Comment rester debout?

OPINION / À mon sens, il n’y a rien comme un voyage culturel, expérience d’une époque révolue, pour prendre conscience que tous les humains sont une seule et même race. La pandémie de COVID-19 le montre bien, frappant sans distinction, quelle que soit la couleur de la peau.

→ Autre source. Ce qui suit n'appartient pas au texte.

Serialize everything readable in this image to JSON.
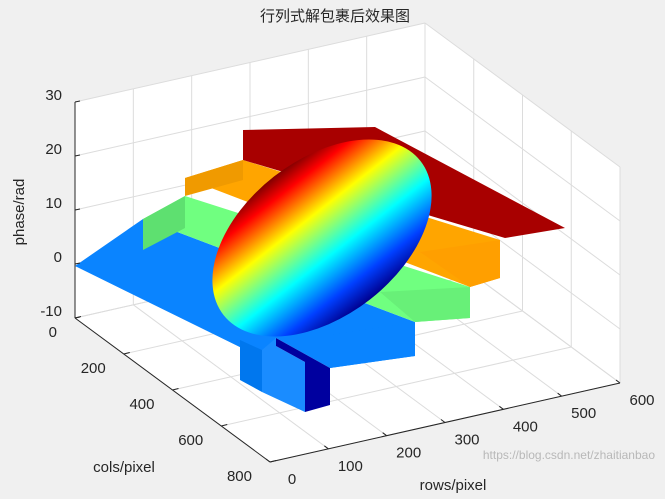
{
  "chart_data": {
    "type": "surface3d",
    "title": "行列式解包裹后效果图",
    "xlabel": "rows/pixel",
    "ylabel": "cols/pixel",
    "zlabel": "phase/rad",
    "xlim": [
      0,
      600
    ],
    "xticks": [
      0,
      100,
      200,
      300,
      400,
      500,
      600
    ],
    "ylim": [
      0,
      800
    ],
    "yticks": [
      0,
      200,
      400,
      600,
      800
    ],
    "zlim": [
      -10,
      30
    ],
    "zticks": [
      -10,
      0,
      10,
      20,
      30
    ],
    "grid": true,
    "colormap": "jet",
    "watermark": "https://blog.csdn.net/zhaitianbao"
  }
}
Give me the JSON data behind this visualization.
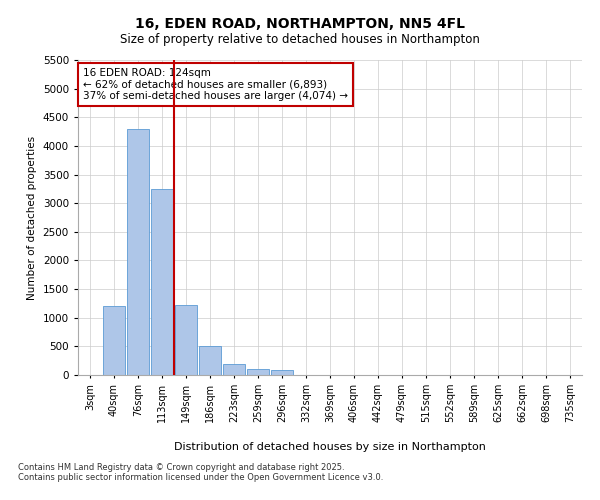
{
  "title1": "16, EDEN ROAD, NORTHAMPTON, NN5 4FL",
  "title2": "Size of property relative to detached houses in Northampton",
  "xlabel": "Distribution of detached houses by size in Northampton",
  "ylabel": "Number of detached properties",
  "annotation_title": "16 EDEN ROAD: 124sqm",
  "annotation_line1": "← 62% of detached houses are smaller (6,893)",
  "annotation_line2": "37% of semi-detached houses are larger (4,074) →",
  "vline_x": 3.5,
  "categories": [
    "3sqm",
    "40sqm",
    "76sqm",
    "113sqm",
    "149sqm",
    "186sqm",
    "223sqm",
    "259sqm",
    "296sqm",
    "332sqm",
    "369sqm",
    "406sqm",
    "442sqm",
    "479sqm",
    "515sqm",
    "552sqm",
    "589sqm",
    "625sqm",
    "662sqm",
    "698sqm",
    "735sqm"
  ],
  "values": [
    0,
    1200,
    4300,
    3250,
    1220,
    500,
    200,
    100,
    80,
    0,
    0,
    0,
    0,
    0,
    0,
    0,
    0,
    0,
    0,
    0,
    0
  ],
  "bar_color": "#aec6e8",
  "bar_edge_color": "#5b9bd5",
  "vline_color": "#c00000",
  "annotation_box_color": "#c00000",
  "grid_color": "#cccccc",
  "background_color": "#ffffff",
  "ylim": [
    0,
    5500
  ],
  "yticks": [
    0,
    500,
    1000,
    1500,
    2000,
    2500,
    3000,
    3500,
    4000,
    4500,
    5000,
    5500
  ],
  "footer1": "Contains HM Land Registry data © Crown copyright and database right 2025.",
  "footer2": "Contains public sector information licensed under the Open Government Licence v3.0."
}
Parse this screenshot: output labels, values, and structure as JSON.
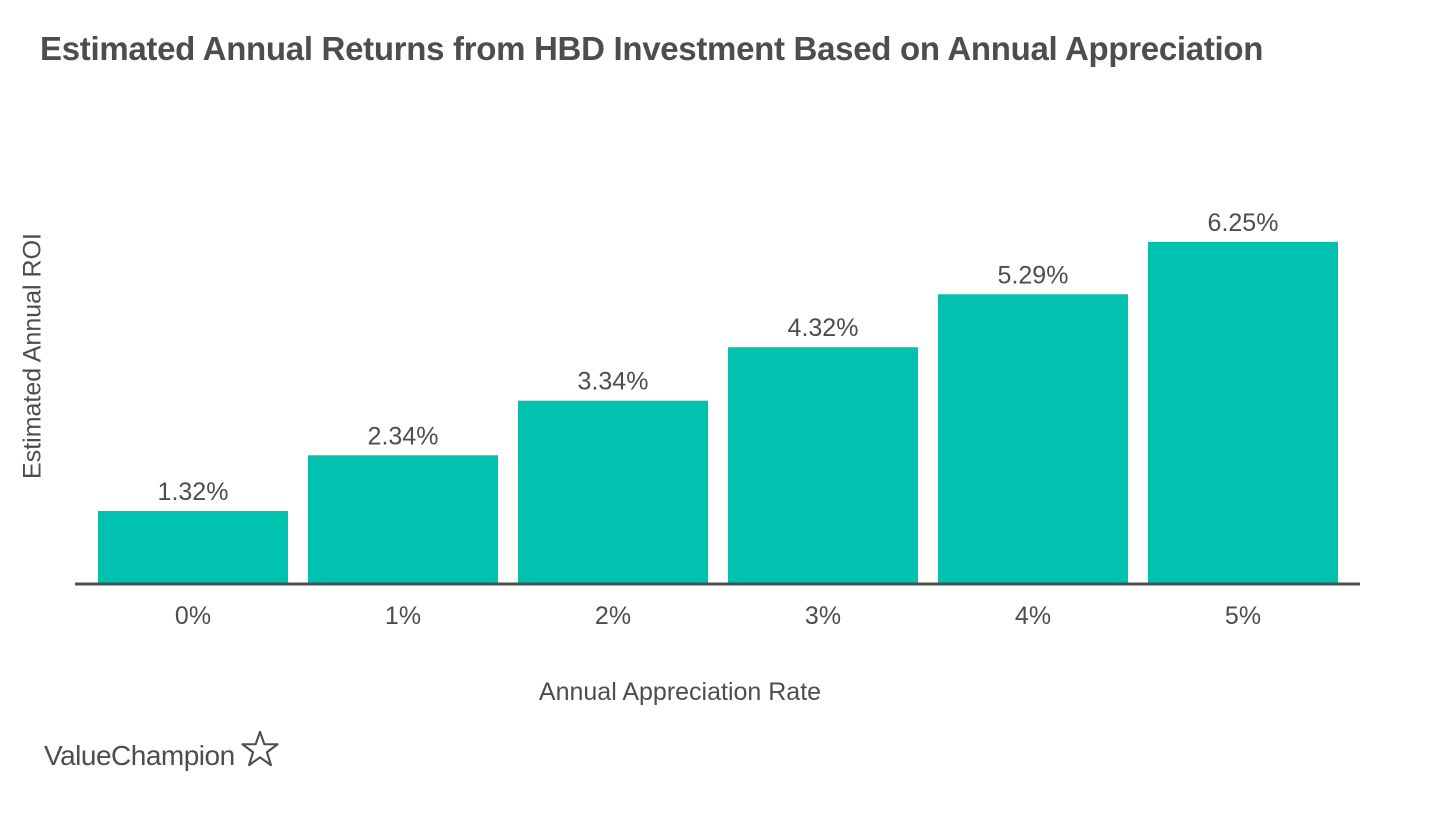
{
  "chart_data": {
    "type": "bar",
    "title": "Estimated Annual Returns from HBD Investment Based on Annual Appreciation",
    "xlabel": "Annual Appreciation Rate",
    "ylabel": "Estimated Annual ROI",
    "categories": [
      "0%",
      "1%",
      "2%",
      "3%",
      "4%",
      "5%"
    ],
    "values": [
      1.32,
      2.34,
      3.34,
      4.32,
      5.29,
      6.25
    ],
    "data_labels": [
      "1.32%",
      "2.34%",
      "3.34%",
      "4.32%",
      "5.29%",
      "6.25%"
    ],
    "ylim": [
      0,
      7.2
    ],
    "grid": false,
    "legend": "none",
    "colors": {
      "bar": "#00c2ae",
      "axis": "#4d4d4d",
      "text": "#4d4d4d"
    }
  },
  "brand": {
    "name": "ValueChampion",
    "icon": "star-outline-icon"
  }
}
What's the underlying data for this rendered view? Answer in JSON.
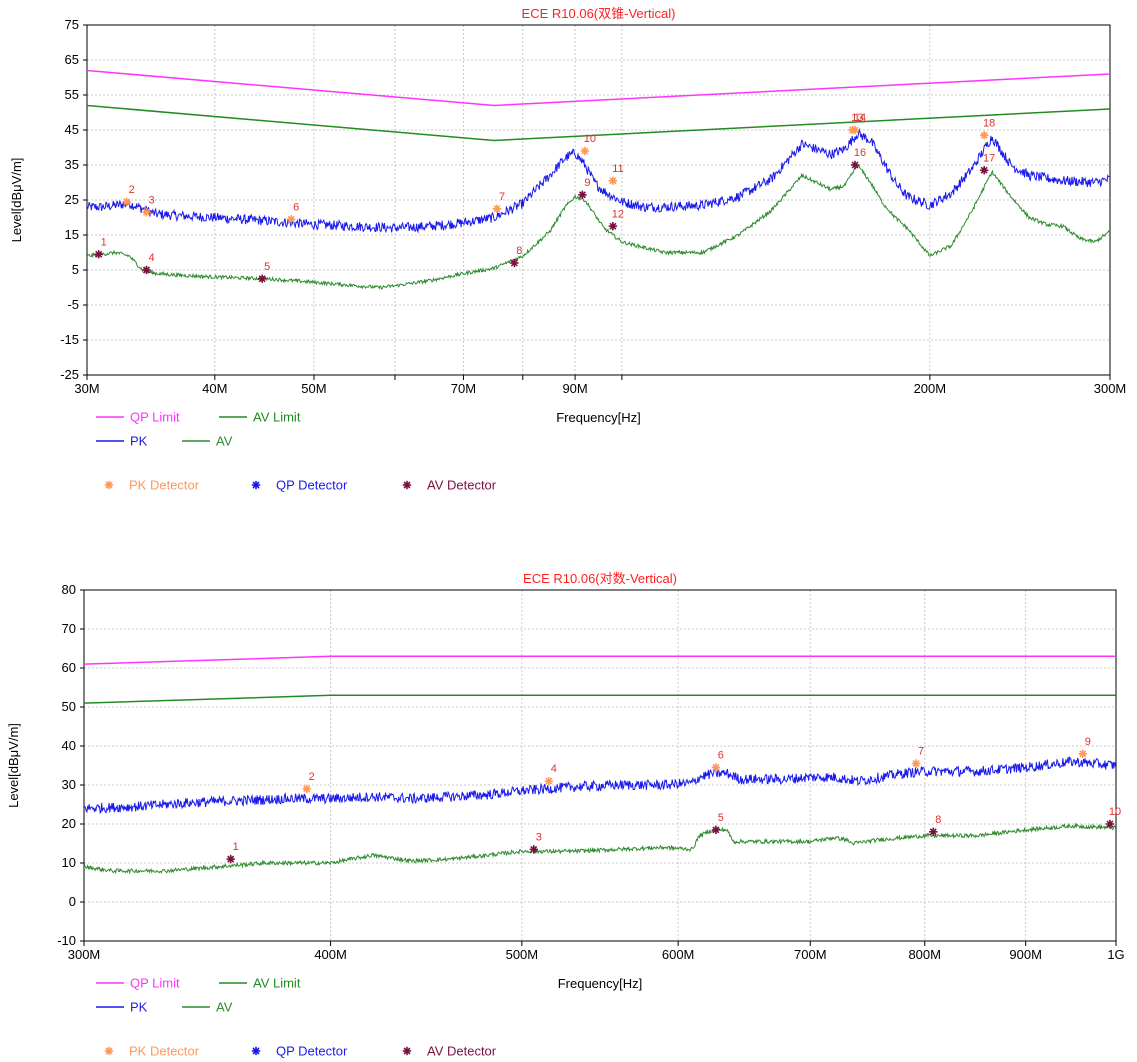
{
  "colors": {
    "qp_limit": "#ff33ff",
    "av_limit": "#228b22",
    "pk": "#1a1aee",
    "av": "#2e8b2e",
    "pk_detector": "#ff9955",
    "qp_detector": "#1a1aee",
    "av_detector": "#7a1040",
    "title": "#ff2020",
    "marker_label": "#e03030"
  },
  "legend": {
    "qp_limit": "QP Limit",
    "av_limit": "AV Limit",
    "pk": "PK",
    "av": "AV",
    "pk_detector": "PK Detector",
    "qp_detector": "QP Detector",
    "av_detector": "AV Detector"
  },
  "chart_data": [
    {
      "type": "line",
      "title": "ECE R10.06(双锥-Vertical)",
      "xlabel": "Frequency[Hz]",
      "ylabel": "Level[dBμV/m]",
      "xscale": "log",
      "xlim": [
        30,
        300
      ],
      "ylim": [
        -25,
        75
      ],
      "yticks": [
        -25,
        -15,
        -5,
        5,
        15,
        25,
        35,
        45,
        55,
        65,
        75
      ],
      "xticks": [
        {
          "v": 30,
          "label": "30M"
        },
        {
          "v": 40,
          "label": "40M"
        },
        {
          "v": 50,
          "label": "50M"
        },
        {
          "v": 60,
          "label": ""
        },
        {
          "v": 70,
          "label": "70M"
        },
        {
          "v": 80,
          "label": ""
        },
        {
          "v": 90,
          "label": "90M"
        },
        {
          "v": 100,
          "label": ""
        },
        {
          "v": 200,
          "label": "200M"
        },
        {
          "v": 300,
          "label": "300M"
        }
      ],
      "grid": true,
      "legend_position": "bottom-left",
      "series": [
        {
          "name": "QP Limit",
          "key": "qp_limit",
          "x": [
            30,
            75,
            300
          ],
          "y": [
            62,
            52,
            61
          ]
        },
        {
          "name": "AV Limit",
          "key": "av_limit",
          "x": [
            30,
            75,
            300
          ],
          "y": [
            52,
            42,
            51
          ]
        },
        {
          "name": "PK",
          "key": "pk",
          "noise": 1.4,
          "x": [
            30,
            31,
            32,
            33,
            34,
            35,
            37,
            40,
            45,
            50,
            55,
            60,
            65,
            70,
            75,
            80,
            85,
            88,
            90,
            92,
            94,
            96,
            100,
            105,
            110,
            120,
            130,
            140,
            150,
            160,
            165,
            170,
            175,
            180,
            185,
            190,
            200,
            210,
            220,
            230,
            240,
            250,
            270,
            290,
            300
          ],
          "y": [
            23,
            23,
            23.5,
            24,
            22.5,
            21,
            20.5,
            20,
            19,
            18,
            17.5,
            17,
            17.5,
            18.5,
            20,
            24,
            32,
            37,
            38.5,
            35,
            30,
            27.5,
            24.5,
            23,
            23,
            23.5,
            26,
            31,
            41,
            38,
            39.5,
            44,
            42,
            36,
            30,
            26,
            23.5,
            27,
            34,
            43,
            35,
            32,
            30.5,
            30,
            31
          ]
        },
        {
          "name": "AV",
          "key": "av",
          "noise": 0.5,
          "x": [
            30,
            31,
            32,
            33,
            34,
            35,
            37,
            40,
            45,
            50,
            55,
            58,
            60,
            65,
            70,
            75,
            80,
            85,
            88,
            90,
            92,
            94,
            96,
            100,
            110,
            120,
            130,
            140,
            150,
            160,
            165,
            170,
            175,
            180,
            185,
            190,
            200,
            210,
            220,
            230,
            240,
            250,
            260,
            270,
            280,
            290,
            300
          ],
          "y": [
            9,
            9.5,
            10,
            9,
            5,
            4,
            3.5,
            3,
            2.5,
            1.5,
            0.5,
            0,
            0.5,
            2,
            4,
            5.5,
            9,
            16,
            23,
            26,
            25,
            21,
            17,
            13,
            10,
            10,
            15,
            22,
            32,
            28,
            29,
            35,
            30,
            24,
            20,
            17,
            9,
            12,
            22,
            33,
            26,
            20,
            18,
            17.5,
            14,
            13,
            16
          ]
        }
      ],
      "markers": [
        {
          "label": "1",
          "x": 30.8,
          "y": 9.5,
          "detector": "av_detector"
        },
        {
          "label": "2",
          "x": 32.8,
          "y": 24.5,
          "detector": "pk_detector"
        },
        {
          "label": "3",
          "x": 34.3,
          "y": 21.5,
          "detector": "pk_detector"
        },
        {
          "label": "4",
          "x": 34.3,
          "y": 5,
          "detector": "av_detector"
        },
        {
          "label": "5",
          "x": 44.5,
          "y": 2.5,
          "detector": "av_detector"
        },
        {
          "label": "6",
          "x": 47.5,
          "y": 19.5,
          "detector": "pk_detector"
        },
        {
          "label": "7",
          "x": 75.5,
          "y": 22.5,
          "detector": "pk_detector"
        },
        {
          "label": "8",
          "x": 78.5,
          "y": 7,
          "detector": "av_detector"
        },
        {
          "label": "9",
          "x": 91.5,
          "y": 26.5,
          "detector": "av_detector"
        },
        {
          "label": "10",
          "x": 92,
          "y": 39,
          "detector": "pk_detector"
        },
        {
          "label": "11",
          "x": 98,
          "y": 30.5,
          "detector": "pk_detector"
        },
        {
          "label": "12",
          "x": 98,
          "y": 17.5,
          "detector": "av_detector"
        },
        {
          "label": "13",
          "x": 168,
          "y": 45,
          "detector": "pk_detector"
        },
        {
          "label": "14",
          "x": 169,
          "y": 45,
          "detector": "pk_detector"
        },
        {
          "label": "16",
          "x": 169,
          "y": 35,
          "detector": "av_detector"
        },
        {
          "label": "17",
          "x": 226,
          "y": 33.5,
          "detector": "av_detector"
        },
        {
          "label": "18",
          "x": 226,
          "y": 43.5,
          "detector": "pk_detector"
        }
      ]
    },
    {
      "type": "line",
      "title": "ECE R10.06(对数-Vertical)",
      "xlabel": "Frequency[Hz]",
      "ylabel": "Level[dBμV/m]",
      "xscale": "log",
      "xlim": [
        300,
        1000
      ],
      "ylim": [
        -10,
        80
      ],
      "yticks": [
        -10,
        0,
        10,
        20,
        30,
        40,
        50,
        60,
        70,
        80
      ],
      "xticks": [
        {
          "v": 300,
          "label": "300M"
        },
        {
          "v": 400,
          "label": "400M"
        },
        {
          "v": 500,
          "label": "500M"
        },
        {
          "v": 600,
          "label": "600M"
        },
        {
          "v": 700,
          "label": "700M"
        },
        {
          "v": 800,
          "label": "800M"
        },
        {
          "v": 900,
          "label": "900M"
        },
        {
          "v": 1000,
          "label": "1G"
        }
      ],
      "grid": true,
      "legend_position": "bottom-left",
      "series": [
        {
          "name": "QP Limit",
          "key": "qp_limit",
          "x": [
            300,
            400,
            1000
          ],
          "y": [
            61,
            63,
            63
          ]
        },
        {
          "name": "AV Limit",
          "key": "av_limit",
          "x": [
            300,
            400,
            1000
          ],
          "y": [
            51,
            53,
            53
          ]
        },
        {
          "name": "PK",
          "key": "pk",
          "noise": 1.3,
          "x": [
            300,
            320,
            340,
            360,
            380,
            400,
            420,
            440,
            460,
            480,
            500,
            530,
            560,
            590,
            610,
            615,
            625,
            635,
            645,
            660,
            680,
            700,
            720,
            740,
            760,
            780,
            800,
            850,
            900,
            950,
            1000
          ],
          "y": [
            24,
            24.5,
            25.5,
            26,
            26.5,
            26.5,
            27,
            26.5,
            27,
            27.5,
            28.5,
            29.5,
            30,
            30,
            30.5,
            32,
            33,
            33,
            31.5,
            31.5,
            31.5,
            32,
            32,
            31,
            32,
            33,
            33.5,
            33.5,
            34.5,
            36,
            35
          ]
        },
        {
          "name": "AV",
          "key": "av",
          "noise": 0.5,
          "x": [
            300,
            310,
            330,
            350,
            370,
            400,
            420,
            440,
            460,
            480,
            500,
            530,
            560,
            590,
            610,
            615,
            625,
            635,
            640,
            660,
            700,
            720,
            730,
            735,
            760,
            800,
            850,
            900,
            950,
            1000
          ],
          "y": [
            9,
            8,
            8,
            9,
            10,
            10,
            12,
            10.5,
            11,
            12,
            13,
            13,
            13.5,
            14,
            13.5,
            17,
            18.5,
            18.5,
            15.5,
            15.5,
            15.5,
            16.5,
            16,
            15,
            16,
            17,
            17,
            18.5,
            19.5,
            19
          ]
        }
      ],
      "markers": [
        {
          "label": "1",
          "x": 356,
          "y": 11,
          "detector": "av_detector"
        },
        {
          "label": "2",
          "x": 389,
          "y": 29,
          "detector": "pk_detector"
        },
        {
          "label": "3",
          "x": 507,
          "y": 13.5,
          "detector": "av_detector"
        },
        {
          "label": "4",
          "x": 516,
          "y": 31,
          "detector": "pk_detector"
        },
        {
          "label": "5",
          "x": 627,
          "y": 18.5,
          "detector": "av_detector"
        },
        {
          "label": "6",
          "x": 627,
          "y": 34.5,
          "detector": "pk_detector"
        },
        {
          "label": "7",
          "x": 792,
          "y": 35.5,
          "detector": "pk_detector"
        },
        {
          "label": "8",
          "x": 808,
          "y": 18,
          "detector": "av_detector"
        },
        {
          "label": "9",
          "x": 962,
          "y": 38,
          "detector": "pk_detector"
        },
        {
          "label": "10",
          "x": 993,
          "y": 20,
          "detector": "av_detector"
        }
      ]
    }
  ]
}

Le Québec de demain sera multiculturel ou ne sera pas. Ne pas admettre cette évidence, c’est pratiquer le déni, la crispation xénophobe, refuser de voir la réalité en face. C’est la première chose que la majorité francophone encore composée des natifs doit reconnaître pour être en mesure d’assurer la survivance du peuple québécois francophone.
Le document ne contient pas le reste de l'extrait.